Western time standards

The western time standards dividing the year into 12 months, the day into 24 hours or 12 hours AM and 12 hours PM, the hour into 60 minutes and the hour into 60 seconds derived from the Mesopotamia[1] using the sexagesimal[2] or base 60 numeral system.

Note:
The base 60 systems is a highly composite number as 1, 2, 3, 4, 5, 6, 10, 12, 15, 20, 30 and 60 are factors.

Julian calendar

The Julian calendar[3] was introduced by Julius Caesar in 46 BC and was the dominant calendar in the western world, until it was superseded by the Gregorian calendar.

Leap year

The Julian calendar has 12 months, 365 days and a leap day added in February every four years giving an average year of 365,25 days.

Problem with the julian calendar

The actual average earth year is a few minutes shorter than 365,25 days meaning that the calendar gained about three days every four centuries.

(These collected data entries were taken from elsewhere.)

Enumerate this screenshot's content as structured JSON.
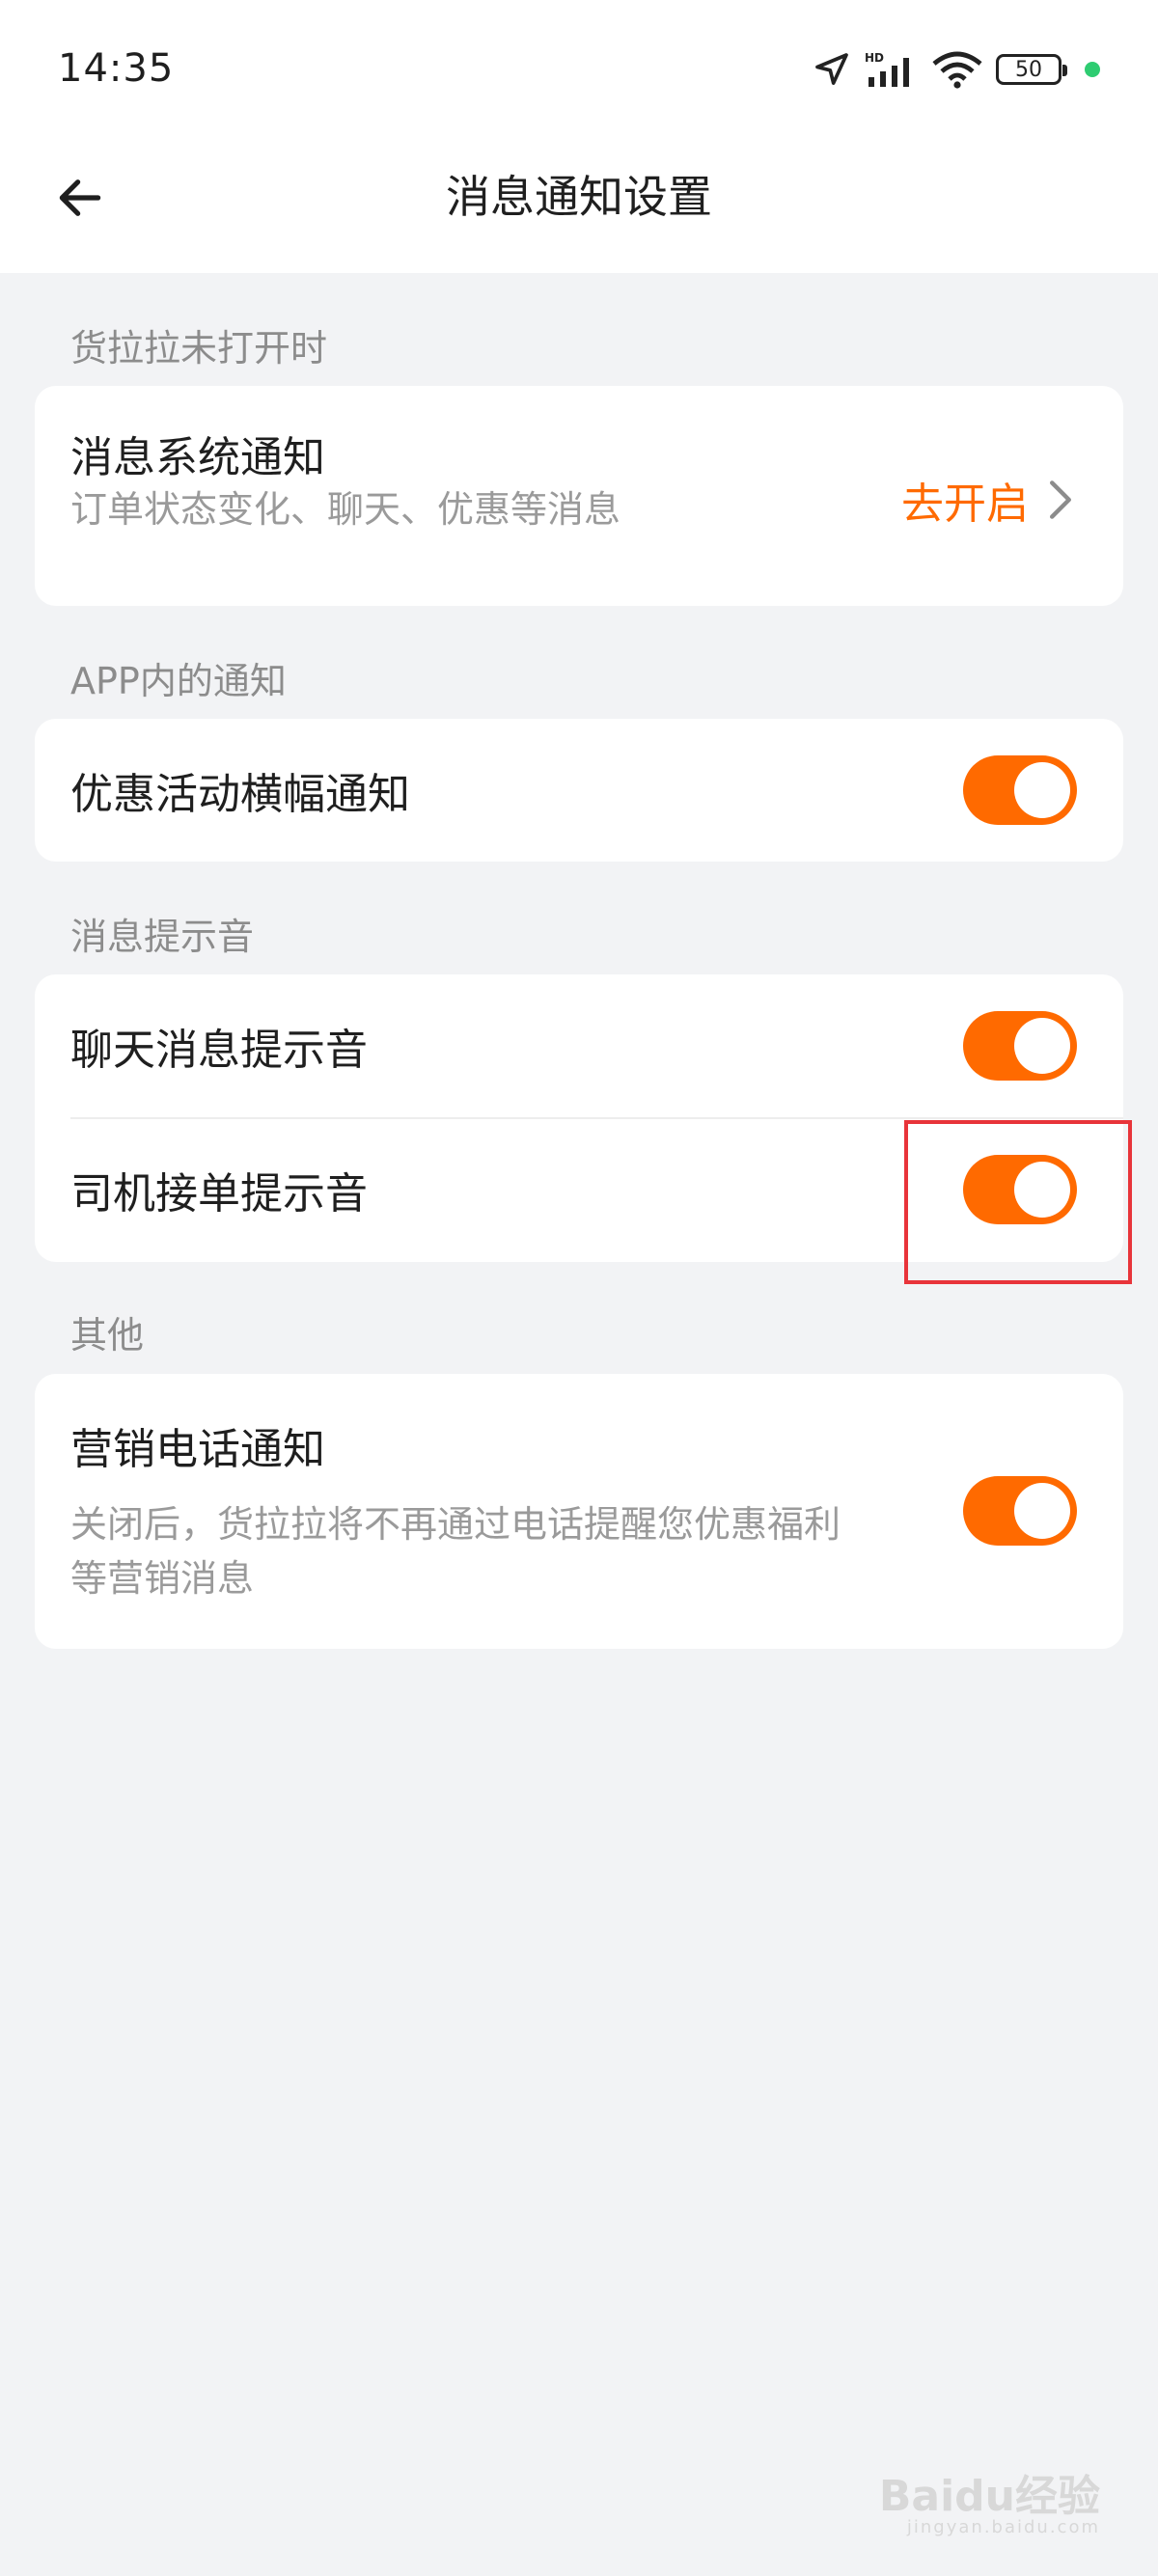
{
  "status_bar": {
    "time": "14:35",
    "battery": "50",
    "icons": [
      "location-arrow-icon",
      "hd-signal-icon",
      "wifi-icon",
      "battery-icon",
      "status-dot-icon"
    ]
  },
  "header": {
    "title": "消息通知设置",
    "back_icon": "arrow-left-icon"
  },
  "sections": {
    "closed": {
      "label": "货拉拉未打开时",
      "item": {
        "title": "消息系统通知",
        "subtitle": "订单状态变化、聊天、优惠等消息",
        "action": "去开启",
        "action_icon": "chevron-right-icon"
      }
    },
    "in_app": {
      "label": "APP内的通知",
      "item": {
        "title": "优惠活动横幅通知",
        "toggle_on": true
      }
    },
    "sound": {
      "label": "消息提示音",
      "items": [
        {
          "title": "聊天消息提示音",
          "toggle_on": true
        },
        {
          "title": "司机接单提示音",
          "toggle_on": true
        }
      ]
    },
    "other": {
      "label": "其他",
      "item": {
        "title": "营销电话通知",
        "subtitle_line1": "关闭后，货拉拉将不再通过电话提醒您优惠福利",
        "subtitle_line2": "等营销消息",
        "toggle_on": true
      }
    }
  },
  "colors": {
    "accent": "#ff6a00",
    "background": "#f2f3f5",
    "highlight": "#e8343a"
  },
  "watermark": {
    "text": "Baidu经验",
    "sub": "jingyan.baidu.com"
  }
}
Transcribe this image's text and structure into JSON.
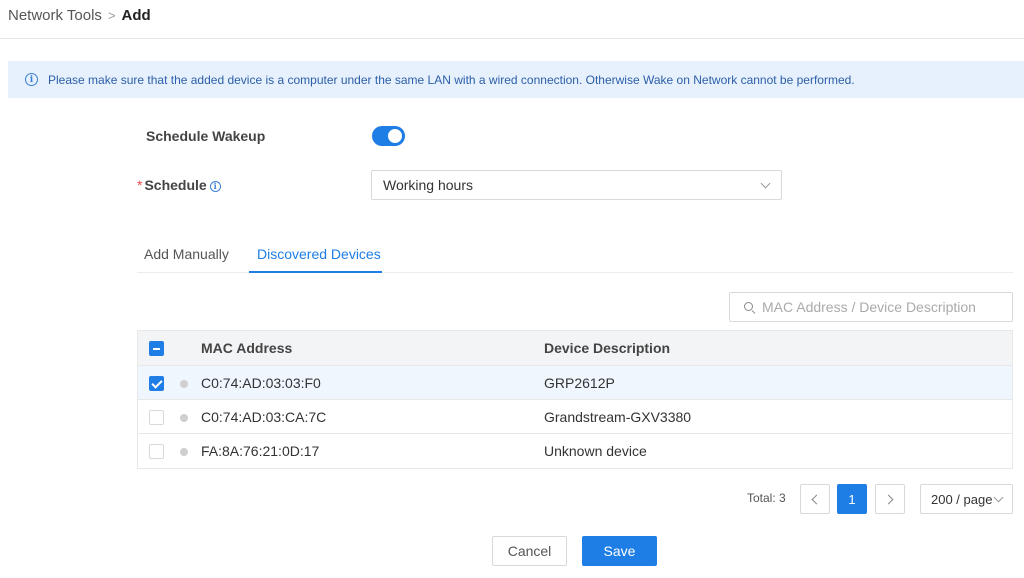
{
  "breadcrumb": {
    "parent": "Network Tools",
    "separator": ">",
    "current": "Add"
  },
  "notice": {
    "icon": "info-icon",
    "text": "Please make sure that the added device is a computer under the same LAN with a wired connection. Otherwise Wake on Network cannot be performed."
  },
  "form": {
    "schedule_wakeup_label": "Schedule Wakeup",
    "schedule_wakeup_enabled": true,
    "schedule_required_mark": "*",
    "schedule_label": "Schedule",
    "schedule_value": "Working hours"
  },
  "tabs": [
    {
      "label": "Add Manually",
      "active": false
    },
    {
      "label": "Discovered Devices",
      "active": true
    }
  ],
  "search": {
    "placeholder": "MAC Address / Device Description"
  },
  "table": {
    "columns": [
      "MAC Address",
      "Device Description"
    ],
    "rows": [
      {
        "mac": "C0:74:AD:03:03:F0",
        "description": "GRP2612P",
        "checked": true
      },
      {
        "mac": "C0:74:AD:03:CA:7C",
        "description": "Grandstream-GXV3380",
        "checked": false
      },
      {
        "mac": "FA:8A:76:21:0D:17",
        "description": "Unknown device",
        "checked": false
      }
    ]
  },
  "pagination": {
    "total_label": "Total: 3",
    "current_page": "1",
    "page_size": "200 / page"
  },
  "buttons": {
    "cancel": "Cancel",
    "save": "Save"
  },
  "colors": {
    "accent": "#1e7ee6",
    "notice_bg": "#e7f1fd",
    "required": "#e5484d"
  }
}
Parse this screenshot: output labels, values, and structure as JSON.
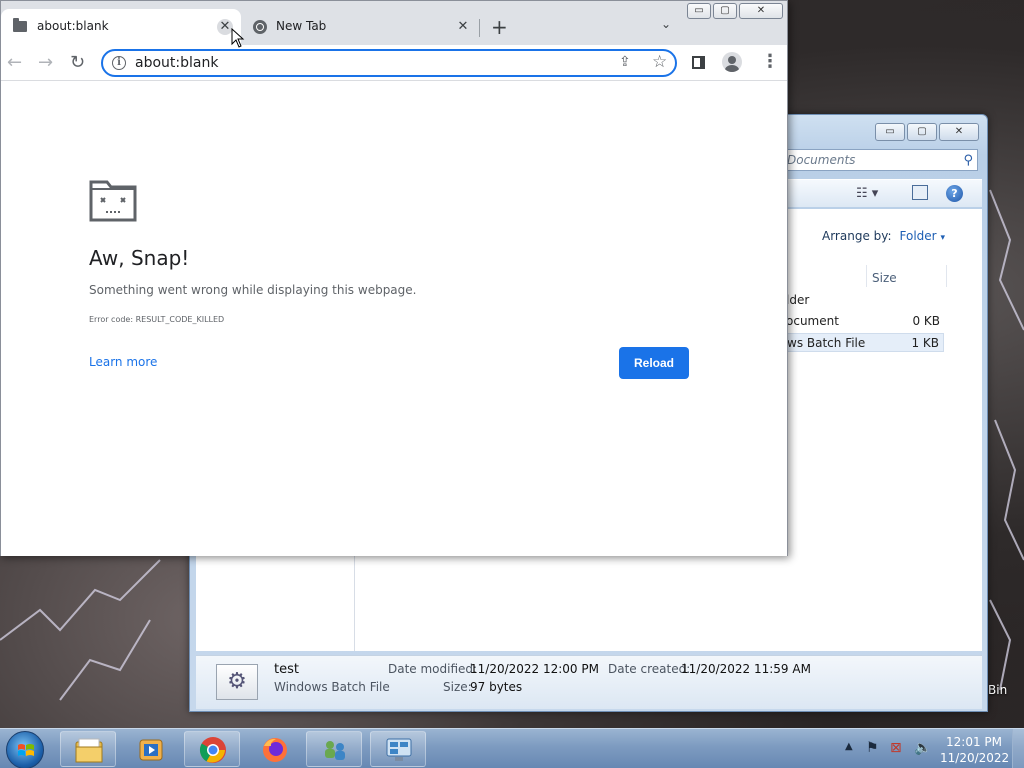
{
  "chrome": {
    "tabs": [
      {
        "title": "about:blank",
        "close": "✕"
      },
      {
        "title": "New Tab",
        "close": "✕"
      }
    ],
    "new_tab_glyph": "+",
    "tab_search_glyph": "⌄",
    "window_controls": {
      "minimize": "▭",
      "maximize": "▢",
      "close": "✕"
    },
    "toolbar": {
      "back": "←",
      "forward": "→",
      "reload": "↻"
    },
    "omnibox": {
      "info_glyph": "i",
      "url": "about:blank",
      "share_glyph": "⇪",
      "star_glyph": "☆"
    },
    "menu_glyph": "⋮",
    "error_page": {
      "title": "Aw, Snap!",
      "message": "Something went wrong while displaying this webpage.",
      "error_code": "Error code: RESULT_CODE_KILLED",
      "learn_more": "Learn more",
      "reload": "Reload"
    }
  },
  "explorer": {
    "controls": {
      "minimize": "▭",
      "maximize": "▢",
      "close": "✕"
    },
    "search_placeholder": "Documents",
    "search_glyph": "⚲",
    "view_glyph": "☷ ▾",
    "help_glyph": "?",
    "arrange_label": "Arrange by:",
    "arrange_value": "Folder",
    "arrange_caret": "▾",
    "columns": {
      "size": "Size"
    },
    "rows": [
      {
        "name": "lder",
        "size": ""
      },
      {
        "name": "ocument",
        "size": "0 KB"
      },
      {
        "name": "ws Batch File",
        "size": "1 KB",
        "selected": true
      }
    ],
    "details": {
      "file_name": "test",
      "file_type": "Windows Batch File",
      "date_modified_label": "Date modified:",
      "date_modified": "11/20/2022 12:00 PM",
      "date_created_label": "Date created:",
      "date_created": "11/20/2022 11:59 AM",
      "size_label": "Size:",
      "size": "97 bytes"
    }
  },
  "desktop": {
    "recycle_bin_label": "Bin"
  },
  "taskbar": {
    "apps": [
      "file-explorer",
      "media-player",
      "chrome",
      "firefox",
      "network-users",
      "remote-desktop"
    ],
    "tray_up": "▲",
    "clock_time": "12:01 PM",
    "clock_date": "11/20/2022"
  },
  "colors": {
    "accent": "#1a73e8",
    "tabstrip": "#dee1e6",
    "taskbar": "#7d9bc0"
  }
}
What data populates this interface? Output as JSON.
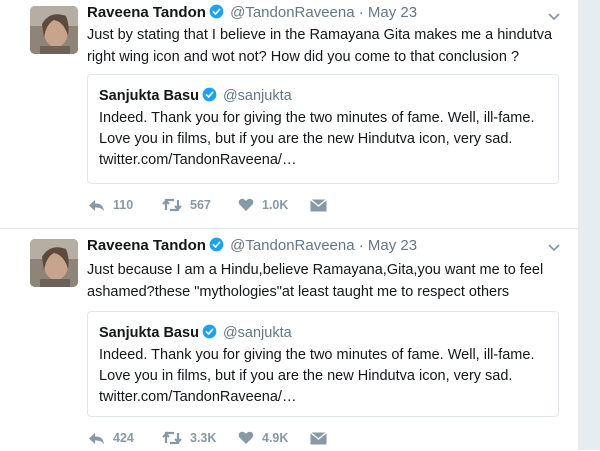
{
  "colors": {
    "verified": "#1da1f2",
    "muted": "#657786",
    "action": "#8899a6",
    "border": "#e1e8ed"
  },
  "tweets": [
    {
      "author": {
        "name": "Raveena Tandon",
        "handle": "@TandonRaveena"
      },
      "separator": "·",
      "date": "May 23",
      "text": "Just by stating that I believe in the Ramayana Gita makes me a hindutva right wing icon and wot not? How did you come to that conclusion ?",
      "quote": {
        "author": {
          "name": "Sanjukta Basu",
          "handle": "@sanjukta"
        },
        "text": "Indeed. Thank you for giving the two minutes of fame. Well, ill-fame. Love you in films, but if you are the new Hindutva icon, very sad. twitter.com/TandonRaveena/…"
      },
      "actions": {
        "reply_count": "110",
        "retweet_count": "567",
        "like_count": "1.0K"
      }
    },
    {
      "author": {
        "name": "Raveena Tandon",
        "handle": "@TandonRaveena"
      },
      "separator": "·",
      "date": "May 23",
      "text": "Just because I am a Hindu,believe Ramayana,Gita,you want me to feel ashamed?these \"mythologies\"at least taught me to respect others",
      "quote": {
        "author": {
          "name": "Sanjukta Basu",
          "handle": "@sanjukta"
        },
        "text": "Indeed. Thank you for giving the two minutes of fame. Well, ill-fame. Love you in films, but if you are the new Hindutva icon, very sad. twitter.com/TandonRaveena/…"
      },
      "actions": {
        "reply_count": "424",
        "retweet_count": "3.3K",
        "like_count": "4.9K"
      }
    }
  ]
}
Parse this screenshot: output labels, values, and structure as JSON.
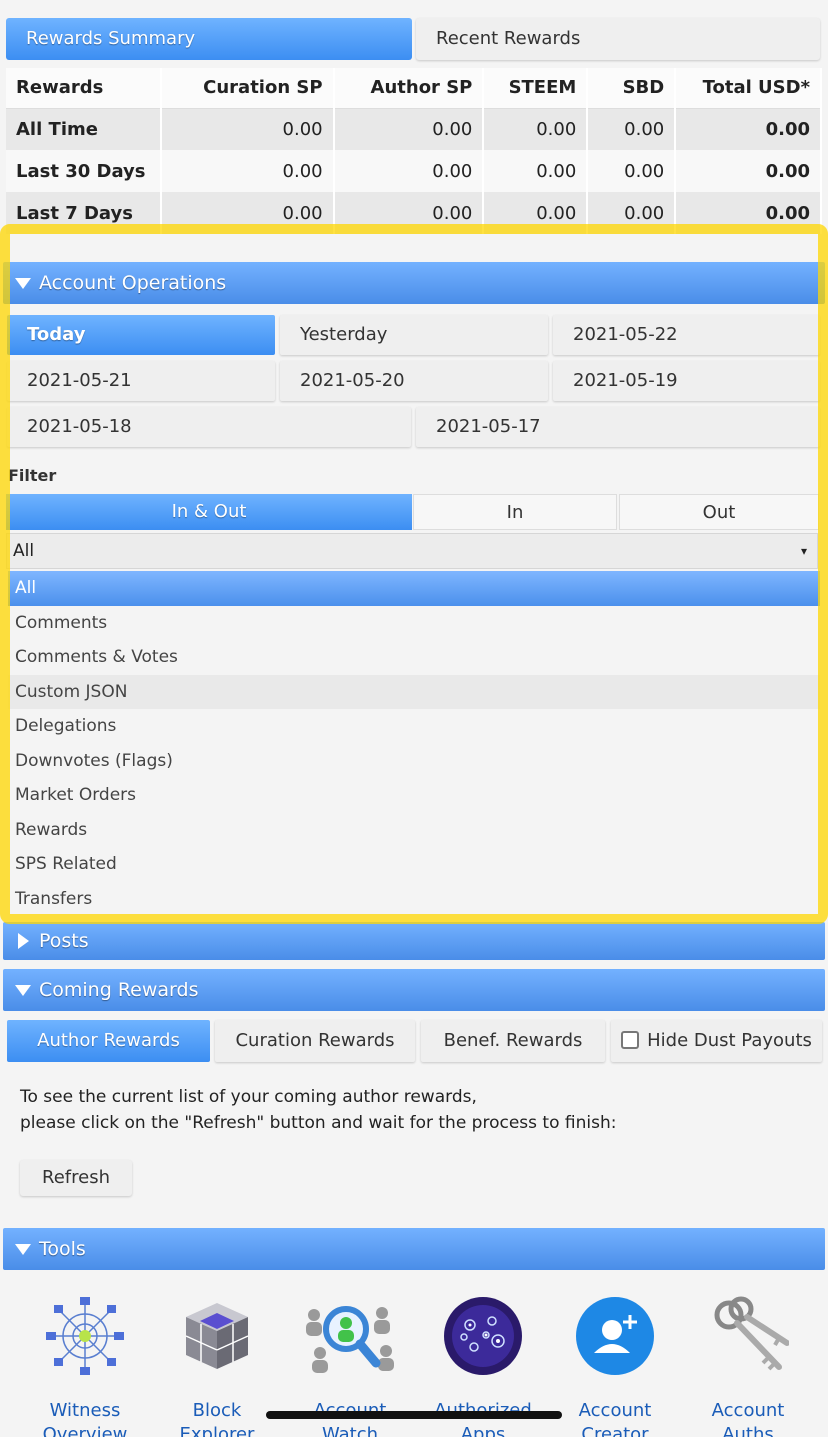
{
  "top_tabs": {
    "rewards_summary": "Rewards Summary",
    "recent_rewards": "Recent Rewards"
  },
  "rewards_table": {
    "headers": [
      "Rewards",
      "Curation SP",
      "Author SP",
      "STEEM",
      "SBD",
      "Total USD*"
    ],
    "rows": [
      {
        "label": "All Time",
        "curation": "0.00",
        "author": "0.00",
        "steem": "0.00",
        "sbd": "0.00",
        "total": "0.00"
      },
      {
        "label": "Last 30 Days",
        "curation": "0.00",
        "author": "0.00",
        "steem": "0.00",
        "sbd": "0.00",
        "total": "0.00"
      },
      {
        "label": "Last 7 Days",
        "curation": "0.00",
        "author": "0.00",
        "steem": "0.00",
        "sbd": "0.00",
        "total": "0.00"
      }
    ]
  },
  "account_operations": {
    "title": "Account Operations",
    "dates": [
      "Today",
      "Yesterday",
      "2021-05-22",
      "2021-05-21",
      "2021-05-20",
      "2021-05-19",
      "2021-05-18",
      "2021-05-17"
    ],
    "filter_label": "Filter",
    "direction": [
      "In & Out",
      "In",
      "Out"
    ],
    "select_value": "All",
    "select_arrow": "▾",
    "options": [
      "All",
      "Comments",
      "Comments & Votes",
      "Custom JSON",
      "Delegations",
      "Downvotes (Flags)",
      "Market Orders",
      "Rewards",
      "SPS Related",
      "Transfers"
    ]
  },
  "posts": {
    "title": "Posts"
  },
  "coming_rewards": {
    "title": "Coming Rewards",
    "tabs": [
      "Author Rewards",
      "Curation Rewards",
      "Benef. Rewards"
    ],
    "hide_dust": "Hide Dust Payouts",
    "line1": "To see the current list of your coming author rewards,",
    "line2": "please click on the \"Refresh\" button and wait for the process to finish:",
    "refresh": "Refresh"
  },
  "tools": {
    "title": "Tools",
    "items": [
      {
        "line1": "Witness",
        "line2": "Overview",
        "icon": "witness-network-icon"
      },
      {
        "line1": "Block",
        "line2": "Explorer",
        "icon": "block-cube-icon"
      },
      {
        "line1": "Account",
        "line2": "Watch",
        "icon": "magnifier-people-icon"
      },
      {
        "line1": "Authorized",
        "line2": "Apps",
        "icon": "sphere-icon"
      },
      {
        "line1": "Account",
        "line2": "Creator",
        "icon": "add-user-icon"
      },
      {
        "line1": "Account",
        "line2": "Auths",
        "icon": "keys-icon"
      }
    ]
  },
  "colors": {
    "accent_blue": "#4a8de8",
    "highlight_yellow": "#ffd700",
    "link_blue": "#1a5cb8"
  }
}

The historical Julian calendar is currently 13 days advanced of the Gregorian calendar.

Gregorian calendar

I the western world we are following the Gregorian calendar[4] also called the Western or the Christian calendar. The Gregorian calendar is internationally the most widely accepted calendar and are used as civil calendar.

It was discovered that the actual average earth year was nearly 365,2425[5] days instead of the Julian 365,25 days, which lead to the calendar reform in the year 1582 introduced by Pope Gregory XIII[6].

Adoption of the Gregorian calendar

The Gregorian was adopted by various countries in different countries. For example Denmark adopted the Gregorian calender in year 1700[7] and the British Empire in year 1752.